Laphroaig 25 ans édition 2015

46.8% alc./vol.

André 93.5%
Nez envoûtant, l’apport du sherry surprends beaucoup avant même la finesse de tourbe, fine et distinguée qui vient vous chatouiller les narines, un peu verdâtre et mentholée, l’eucalyptus et la chlorophylle, les agrumes et le citron frais dans l’eau, cendreux, mais beaucoup plus fruités des autres éditions de 25 ans d’âge que j’ai eu la chance de goûter.
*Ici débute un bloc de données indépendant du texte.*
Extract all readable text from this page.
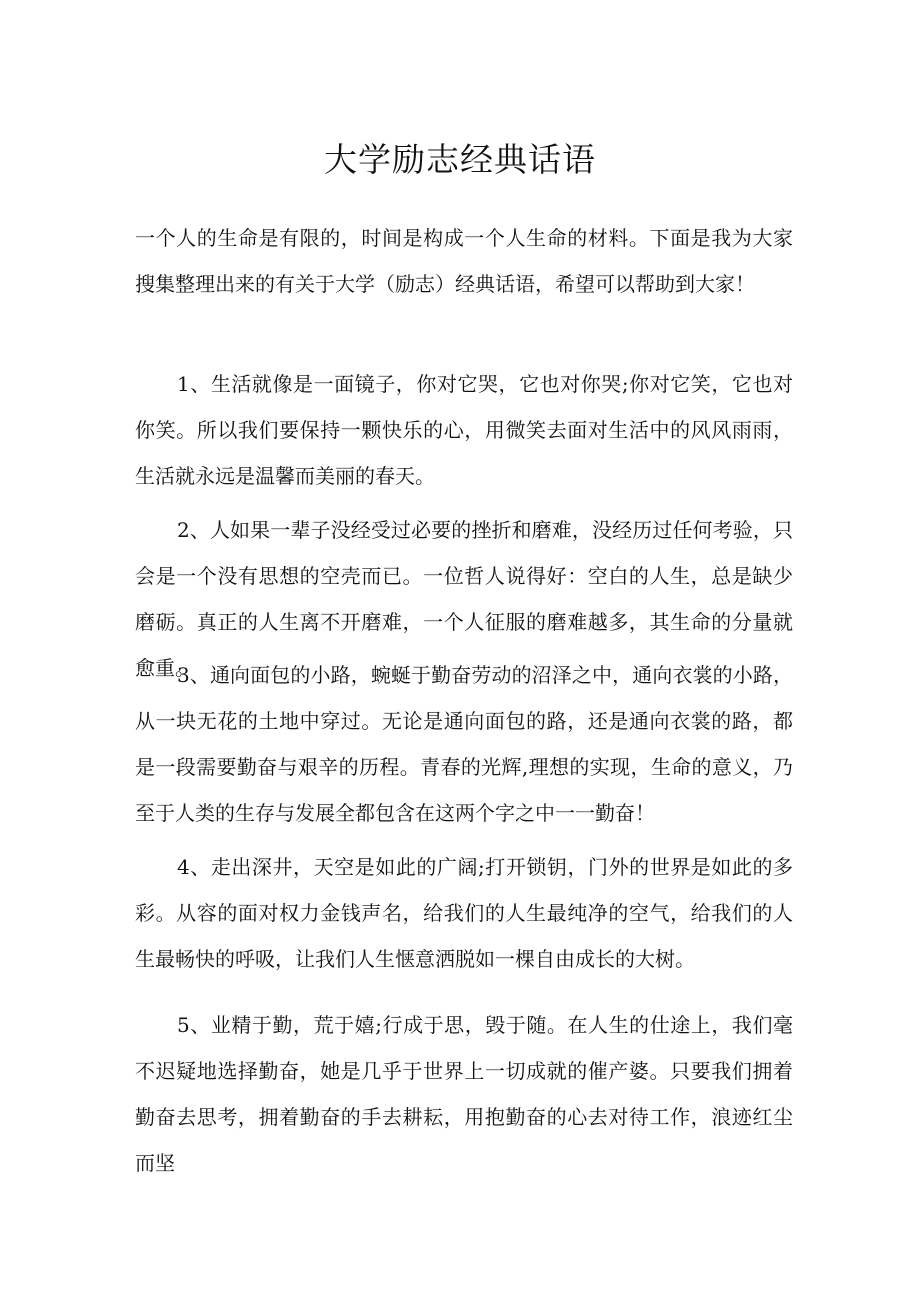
大学励志经典话语

一个人的生命是有限的，时间是构成一个人生命的材料。下面是我为大家搜集整理出来的有关于大学（励志）经典话语，希望可以帮助到大家！

1、生活就像是一面镜子，你对它哭，它也对你哭;你对它笑，它也对你笑。所以我们要保持一颗快乐的心，用微笑去面对生活中的风风雨雨，生活就永远是温馨而美丽的春天。

2、人如果一辈子没经受过必要的挫折和磨难，没经历过任何考验，只会是一个没有思想的空壳而已。一位哲人说得好：空白的人生，总是缺少磨砺。真正的人生离不开磨难，一个人征服的磨难越多，其生命的分量就愈重。

3、通向面包的小路，蜿蜒于勤奋劳动的沼泽之中，通向衣裳的小路，从一块无花的土地中穿过。无论是通向面包的路，还是通向衣裳的路，都是一段需要勤奋与艰辛的历程。青春的光辉,理想的实现，生命的意义，乃至于人类的生存与发展全都包含在这两个字之中一一勤奋！

4、走出深井，天空是如此的广阔;打开锁钥，门外的世界是如此的多彩。从容的面对权力金钱声名，给我们的人生最纯净的空气，给我们的人生最畅快的呼吸，让我们人生惬意洒脱如一棵自由成长的大树。

5、业精于勤，荒于嬉;行成于思，毁于随。在人生的仕途上，我们毫不迟疑地选择勤奋，她是几乎于世界上一切成就的催产婆。只要我们拥着勤奋去思考，拥着勤奋的手去耕耘，用抱勤奋的心去对待工作，浪迹红尘而坚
La bouche est un peu poreuse, genre de pierre ponce, les fruits rouges, le chocolat noir, notes de tourbe médicinales, sans agressivité, herbe verte, lime et citron. La texture est soyeuse et raffinée, le temps à beaucoup calmé la fougue de la tourbe qui est posée et incroyablement douce. Une fine pellicule de sel de mer vient couvrir le tout. La finale est douce et longue, presque langoureuse, les particules de tourbe pétillent lentement en bouche et se dissolvent lentement dans des vagues de fruits rouges et tropicaux. Une édition remarquable, amalgame de saveurs uniques, texture de rêve. Un Laphroaig avec de la classe et beaucoup de savoir faire.

Patrick 89.5%
Un très bon Laphroaig, mais qu’on aurait probablement été mieux d’embouteiller il y a cinq ans. Il semble en effet avoir perdu un peu de son punch. Ça demeure un très bon whisky, mais avec un petit manque au niveau de la finale qui m’empêche de dire qu’il est excellent. Mais tout de même très bon. Nez : La tourbe goudronnée, poivrée et maritime de Laphroaig, mais adoucie, et avec une savoureuse dose de fruits et de chocolat noir. Bouche: Chêne fumé et tourbe salée, avec une subtile note de caramel sucré. Finale : Longue, épicée et fumée, avec une belle pointe de sel. C’est malheureusement ici que ce scotch perds quelques points au niveau de la texture en bouche.

Martin 92.5%
Nez: Tourbe verte et mentholée, avec un paquet de notes de feuilles vertes, chlorophylle, coriandre, persil et eucalyptus. On perce la couche de phénols pour trouver pierre lavée à l’eau de mer et citron frais. Bouche: Fruits rouges, touche de poivre et de cannelle. Le chêne semble bien gorgé de sherry. Le degré d’alcool supporte bien le reste des saveurs telles cacao, pâte de fruits, cuir et caramel vanillé. Finale: L’élégante texture transporte bien les sensations au prochain niveau. Fumée, épices, bois, xérès, vanille et touche d’agrumes, en terminant la promenade sur la plage au matin, près des cendres encore fumantes du feu de la veille. Équilibre: Vraiment bien construit, un scotch maritime dans la plus fine des traditions. Si le portefeuille ou l’occasion le permet, c’est un dram à définitivement essayer.